• Les grandes puissances face à une Troisième Guerre mondiale  ?

    Frappes russes en Syrie, où Moscou a choisi de défendre Bachar Al Assad qu’Arabes et Occidentaux veulent renverser, attentats sanglants en Turquie, qui semble être au bord de la guerre civile, reprise des violences israélo-palestiniennes, montée du clivage chiite-sunnite, consolidation du groupe État islamique, aggravation généralisée de la menace terroriste…

    On a l’impression d’un déchaînement multipolarisé de la violence. Les talibans regagnent du terrain en Afghanistan, le Yémen est à feu et à sang, le Soudan du Sud également, la RDC n’est toujours pas stabilisée, le chaos règne en Irak et en Libye, le groupe État islamique en Afrique de l’Ouest (ex-Boko Haram) sévit toujours au Nigéria, la violence n’est pas maîtrisée en Égypte, la paix n’est pas signée entre l’Ukraine et la Russie. Les opinions sont légitimement inquiètes face à la place croissante qu’occupent les conflits dans les médias. La guerre fait partie du paysage quotidien. La Troisième Guerre mondiale est de plus en plus souvent évoquée.

    Une analyse difficile

    Il est pourtant tout à fait exagéré de parler d’une telle perspective. Cela démontre plus notre tendance à analyser le présent avec les critères du passé, les difficultés de trouver de nouvelles grilles d’analyses face à des évolutions stratégiques aussi importantes que rapides, qu’un diagnostic pertinent de la réalité. N’a-t-on pas parlé auparavant de « nouvelle guerre froide », depuis peu de « troisième Intifada » et depuis des lustres de « nouveaux Munich »  ? Ces catégories connues sont confortables car elles nous permettent de nous adapter plus facilement à des situations nouvelles. Mais elles ne sont pas exactes d’un point de vue stratégique, et il est dangereux de plaquer des grilles de lecture obsolètes à des situations déjà suffisamment dangereuses. Pas la peine d’aggraver la situation par des diagnostics erronés.

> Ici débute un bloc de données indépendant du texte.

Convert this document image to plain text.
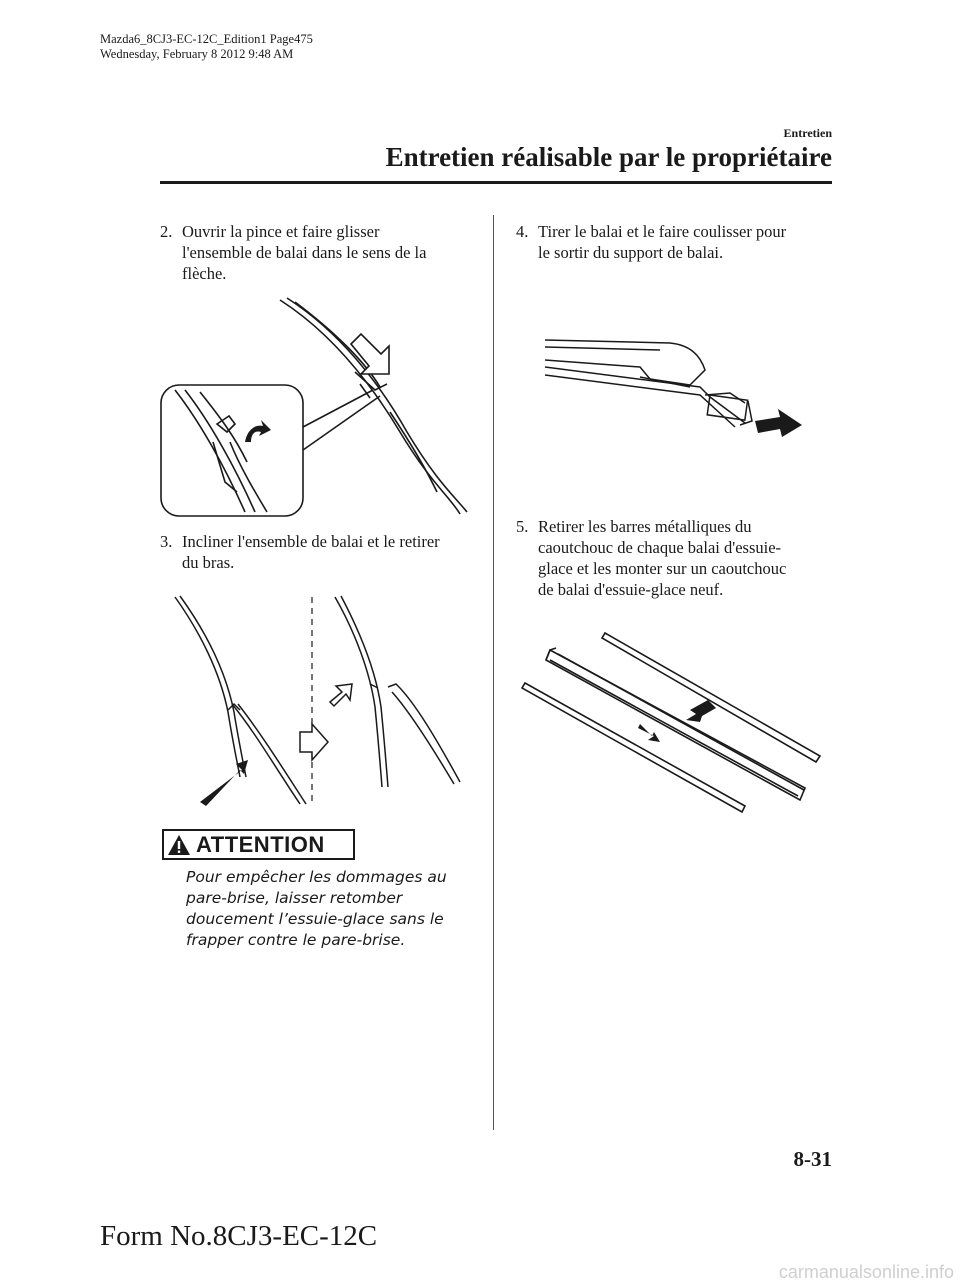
Mazda6_8CJ3-EC-12C_Edition1 Page475
Wednesday, February 8 2012 9:48 AM
Entretien
Entretien réalisable par le propriétaire
2. Ouvrir la pince et faire glisser
l'ensemble de balai dans le sens de la
flèche.
3. Incliner l'ensemble de balai et le retirer
du bras.
ATTENTION
Pour empêcher les dommages au
pare-brise, laisser retomber
doucement l’essuie-glace sans le
frapper contre le pare-brise.
4. Tirer le balai et le faire coulisser pour
le sortir du support de balai.
5. Retirer les barres métalliques du
caoutchouc de chaque balai d'essuie-
glace et les monter sur un caoutchouc
de balai d'essuie-glace neuf.
8-31
Form No.8CJ3-EC-12C
carmanualsonline.info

    Des conflits pas tous liés

    Les conflits se multiplient dans un monde globalisé (ou l’information circule plus que jamais), mais cela ne crée pas un conflit mondial et global. S’il y a des conflits sur une grande partie de la surface de la planète, s’il y a des interactions évidentes entre certains d’entre eux, des liens plus diffus mais réels parmi d’autres, il n’y a pas pour autant de critères clivants qui les uniraient. Ils n’opposent pas tous les mêmes protagonistes.

    Il n’y a pas un système d’alliances globales et antagonistes qui a débouché par leur rigidité sur la Première Guerre mondiale. Il n’y a pas une puissance totalitaire agressive dotée d’une volonté hégémonique globale d’extension territoriale qui a débouché sur la seconde. L’État islamique commet des horreurs mais n’a pas la puissance du Troisième Reich.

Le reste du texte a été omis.